Mike, David, Dan and Jean-Christophe are all based at Corporate Headquarters here in Montreal and Gaston has his office in Paris.

 

Every member of the Executive Committee has played a key role in the transformation of Alcan over the past five years. Going forward, we are united in our commitment to continue to focus relentlessly on achieving operational excellence and delivering on our promises for Alcan's future.

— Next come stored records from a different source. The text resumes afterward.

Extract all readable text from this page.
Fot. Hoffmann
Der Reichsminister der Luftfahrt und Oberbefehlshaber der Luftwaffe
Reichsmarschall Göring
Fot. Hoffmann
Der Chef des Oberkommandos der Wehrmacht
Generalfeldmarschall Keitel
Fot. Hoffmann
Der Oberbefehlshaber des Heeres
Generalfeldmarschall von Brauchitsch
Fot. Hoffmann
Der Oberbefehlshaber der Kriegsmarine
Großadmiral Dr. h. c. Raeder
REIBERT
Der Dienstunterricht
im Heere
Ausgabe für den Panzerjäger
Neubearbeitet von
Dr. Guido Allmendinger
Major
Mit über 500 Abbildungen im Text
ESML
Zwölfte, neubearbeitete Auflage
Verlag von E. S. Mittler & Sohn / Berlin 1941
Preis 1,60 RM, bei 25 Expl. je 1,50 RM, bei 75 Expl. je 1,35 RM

Acknowledgements and Concluding Remarks

As the theme of the 2005 annual report expressed, Alcan is an evolving enterprise with an exciting future. Today's Alcan is a Company that's very much a global entity - dynamic, multicultural, value-driven, and ideally positioned to capitalize on new opportunities wherever they may exist in the world.

 

In conclusion, and on a personal note, I would like to thank the Board, my colleagues in senior management, Alcan employees around the world - and my fellow shareholders - for entrusting to me the stewardship of this exceptional Company. In addition, I would like to acknowledge the warm welcome that I and my wife, Gretchen, have received since our arrival here four years ago, not just from the business community but from virtually everyone we have met in Montreal.

 

With its rich cultural heritage, outstanding universities and high quality of life, Montreal is an ideal location for the corporate headquarters of a global enterprise like ours.

 

Moreover, with operations in some 59 countries worldwide and a steady influx of employees and visitors from around the globe, we are proud of the contribution Alcan makes to the diversity and economic vitality of the city of Montreal and the Province of Quebec.

 

Thank you. Merci.

 

I look forward to your questions later in this morning's meeting.

 

I will now turn the podium back to our Chairman.